Nine years ago this week, on September 12, 2003, Johnny Cash died of complications from diabetes. Johnny Cash was 71. My Dad was 12 years old when Johnny Cash came to play at the Skyline Drive-In in LaFayette, my hometown of less than 2,000 people in rural Georgia. Johnny got so drunk after the show that the Sheriff arrested him. Later that night, the Sheriff’s son ran around waking up all the local boys so they could come see the Man in Black in the drunk tank. In 1962, my Dad paid a nickel to poke Johnny Cash with a stick. For Johnny, rest was hard to come by. In 2006 I paid $9.99 on iTunes for_ American V_, which producer Rick Rubin made from recordings that Johnny had made just after his wife, June passed away. This is the first song.

There are three themes in just about every Johnny Cash song: toil, fate, and redemption. These often appear as train motifs (Folsom Prison Blues, Like the 309, On the Evening Train). Johnny’s world has a narrative. You push and you push because you have to just to make it in this world, but you’re doomed to toil until you can be rescued from fate by a higher power. John’s redemption wasn’t just his faith, it was June Carter. And as you can tell from the first song he recorded after her death, suddenly rest seemed hard to come by.

Dan John says the question he gets most often when he posts workouts is, “what are the rest periods?” Dan’s answer is usually, “until you’re ready to go again.” Rest is the variable in training that is the easiest to quantify, and therefore the hardest variable to fully understand. Rest is not just about recovery. It’s not just about replenishing ATP. Every variable in your workout should be designed to get you closer to your goals, so when people ask me “how long should I rest?” I like to ask, “from what?”

Rest can be a tricky thing. I came up with this little workout for a duo of clients that train together. They named it “Mary-Kate & Ashley” “Mary-Kate”: (2 x 12kg) 10 Double Kettlebell Swings + 5 Double Kettlebell Front Squats + Farmer Carry down and back “Ashley”: (1 x 24kg) 10 Two-Handed Swings + 5 Goblet Squats + Suitcase Carry down, switch hands, Suitcase Carry back. Repeat 3x

There is no “rest period” and the workload is identical between the two series. If you do this workout, however, you will feel yourself resting during “Mary-Kate” and dreading “Ashley.”

Mark Twight’s “Tail Pipe” features a rest period (on paper) where you hold two kettlebells in the rack position. Dan’s “The Eagle” is little more (on paper) than 8x8 Double Kettlebell Front Squats with farmer walks instead of rest. But so much of the point of these workouts is missed on paper. With “Tail Pipe,” Twight is trying to train athletes to relax and breathe under load (literally 40kg of load on their chest) so the “rest period” is actually the training. With “The Eagle” Dan is trying to train his athletes to keep grinding it out and moving forward, so by the end the squats become a rest from the grip work of the farmer walks. “The Eagle” is training to trade one kind of pain for the another and using that illusion of relief to keep moving forward.

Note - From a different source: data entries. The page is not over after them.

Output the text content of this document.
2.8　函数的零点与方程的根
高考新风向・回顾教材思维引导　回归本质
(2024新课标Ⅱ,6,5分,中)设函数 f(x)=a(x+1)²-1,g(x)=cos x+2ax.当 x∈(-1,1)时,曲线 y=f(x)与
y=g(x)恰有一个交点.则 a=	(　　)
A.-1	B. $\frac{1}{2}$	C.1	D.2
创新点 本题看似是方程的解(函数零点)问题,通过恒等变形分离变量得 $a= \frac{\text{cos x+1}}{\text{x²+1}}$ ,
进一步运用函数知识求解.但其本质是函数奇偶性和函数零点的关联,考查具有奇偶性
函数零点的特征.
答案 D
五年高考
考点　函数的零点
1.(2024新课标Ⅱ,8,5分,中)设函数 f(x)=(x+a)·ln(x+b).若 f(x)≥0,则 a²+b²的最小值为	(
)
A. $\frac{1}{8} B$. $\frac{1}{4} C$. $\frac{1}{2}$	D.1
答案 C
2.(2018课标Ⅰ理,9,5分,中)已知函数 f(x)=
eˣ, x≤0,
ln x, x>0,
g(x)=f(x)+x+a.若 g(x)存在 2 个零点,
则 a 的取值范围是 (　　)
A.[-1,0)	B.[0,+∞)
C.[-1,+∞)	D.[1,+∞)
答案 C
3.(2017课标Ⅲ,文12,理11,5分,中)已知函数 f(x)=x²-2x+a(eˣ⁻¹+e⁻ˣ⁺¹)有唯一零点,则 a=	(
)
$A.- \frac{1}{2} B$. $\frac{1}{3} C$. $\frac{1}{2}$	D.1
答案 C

On the other end of the spectrum, a few weeks ago I tried out Craig Weller’s “50 Rep Workout.” I loaded 65% of my 1RM snatch on the bar, set a timer to go off every minute for 50 minutes, and pulled up American V on my iPhone. I listened intently until the timer went off, snatched, dropped the bar, then went back to thinking about Johnny Cash. With that load, I probably could have finished the workout in 15 minutes if I needed to. But my problem isn’t recovery. I’ve been having a problem with over-thinking the snatch so in this workout, I was resting from thinking too damn much. If I hadn’t been listening to Johnny and thinking about train motifs in the lyrics, the workout probably wouldn’t have been as effective.

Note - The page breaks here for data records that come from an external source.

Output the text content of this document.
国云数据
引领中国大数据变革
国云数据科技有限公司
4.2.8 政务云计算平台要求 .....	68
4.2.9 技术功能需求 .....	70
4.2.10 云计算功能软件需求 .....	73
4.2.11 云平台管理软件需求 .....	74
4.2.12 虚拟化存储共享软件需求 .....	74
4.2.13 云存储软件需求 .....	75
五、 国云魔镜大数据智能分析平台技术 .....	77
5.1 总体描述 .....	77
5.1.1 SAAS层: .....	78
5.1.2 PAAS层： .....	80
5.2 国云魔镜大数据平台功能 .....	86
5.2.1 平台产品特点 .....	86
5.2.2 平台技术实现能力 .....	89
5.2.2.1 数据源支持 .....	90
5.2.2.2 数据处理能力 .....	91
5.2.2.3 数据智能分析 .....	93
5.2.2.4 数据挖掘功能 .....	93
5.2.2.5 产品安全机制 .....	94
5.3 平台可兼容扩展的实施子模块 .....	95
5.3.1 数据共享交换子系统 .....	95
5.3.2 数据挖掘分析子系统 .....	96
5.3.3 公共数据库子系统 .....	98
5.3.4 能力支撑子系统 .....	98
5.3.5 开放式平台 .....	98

The most famous rest period in a workout is probably the 10 seconds of rest in a Tabata. “10 seconds for rest every 20 seconds of work” is pretty exact. But what are you resting from? It’s totally possible to do front squats or stationary bike-sprints for 240 straight seconds. No, in a Tabata you’re resting from the intensity so you can pick it back up again. You’re training to dial the intensity up to 9 or 10 on a moment’s notice. ‘After all,’ you think, ‘it’s only 240 seconds.’ That’s why changing the classic Tabata often makes very little sense. Doubling the number of rounds guarantees half the intensity. Doubling the rest gives you too much time to think. Remember the goal is to keep the goal the goal and the goal of tabatas is intensity!

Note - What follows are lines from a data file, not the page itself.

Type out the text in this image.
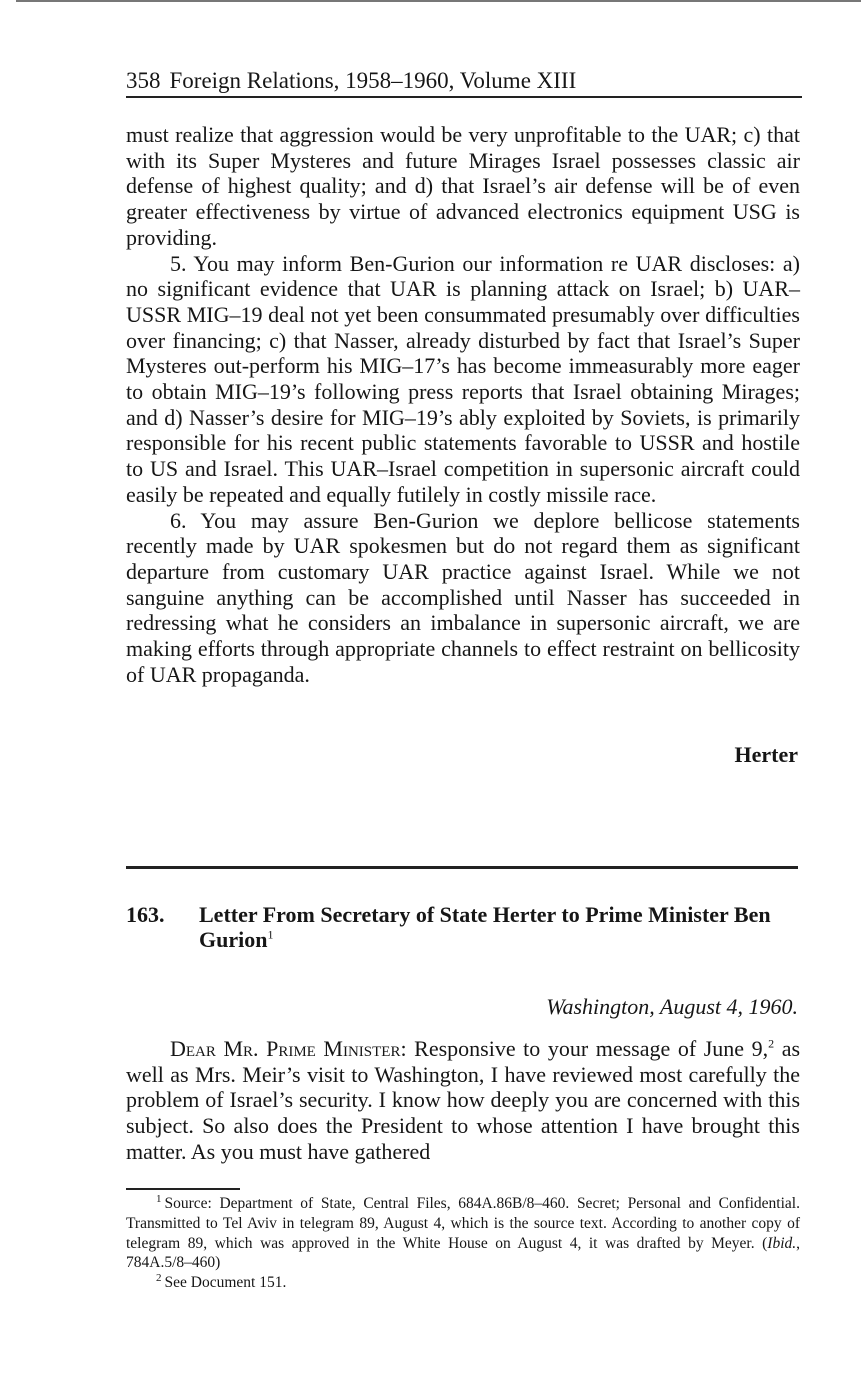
358 Foreign Relations, 1958–1960, Volume XIII

must realize that aggression would be very unprofitable to the UAR; c) that with its Super Mysteres and future Mirages Israel possesses classic air defense of highest quality; and d) that Israel’s air defense will be of even greater effectiveness by virtue of advanced electronics equipment USG is providing.

5. You may inform Ben-Gurion our information re UAR discloses: a) no significant evidence that UAR is planning attack on Israel; b) UAR–USSR MIG–19 deal not yet been consummated presumably over difficulties over financing; c) that Nasser, already disturbed by fact that Israel’s Super Mysteres out-perform his MIG–17’s has become immeasurably more eager to obtain MIG–19’s following press reports that Israel obtaining Mirages; and d) Nasser’s desire for MIG–19’s ably exploited by Soviets, is primarily responsible for his recent public statements favorable to USSR and hostile to US and Israel. This UAR–Israel competition in supersonic aircraft could easily be repeated and equally futilely in costly missile race.

6. You may assure Ben-Gurion we deplore bellicose statements recently made by UAR spokesmen but do not regard them as significant departure from customary UAR practice against Israel. While we not sanguine anything can be accomplished until Nasser has succeeded in redressing what he considers an imbalance in supersonic aircraft, we are making efforts through appropriate channels to effect restraint on bellicosity of UAR propaganda.

Herter
163.	Letter From Secretary of State Herter to Prime Minister Ben Gurion$^1$
Washington, August 4, 1960.

Dear Mr. Prime Minister: Responsive to your message of June 9,$^2$ as well as Mrs. Meir’s visit to Washington, I have reviewed most carefully the problem of Israel’s security. I know how deeply you are concerned with this subject. So also does the President to whose attention I have brought this matter. As you must have gathered

$^1$ Source: Department of State, Central Files, 684A.86B/8–460. Secret; Personal and Confidential. Transmitted to Tel Aviv in telegram 89, August 4, which is the source text. According to another copy of telegram 89, which was approved in the White House on August 4, it was drafted by Meyer. (Ibid., 784A.5/8–460)

$^2$ See Document 151.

Rest is more than time. Rest periods are not dead time. They are another variable you can manipulate to help move you closer to your goal. So if the workout calls for rest, REST! Don’t start doing jumping jacks because you’re bored. If the workout calls for rest and you think you’ll get bored, just listen to a Johnny Cash song and think about the lyrics. Rest is more than “not working.” As the last song on Johnny’s American V implies, rest can also be redemption. Don’t waste it.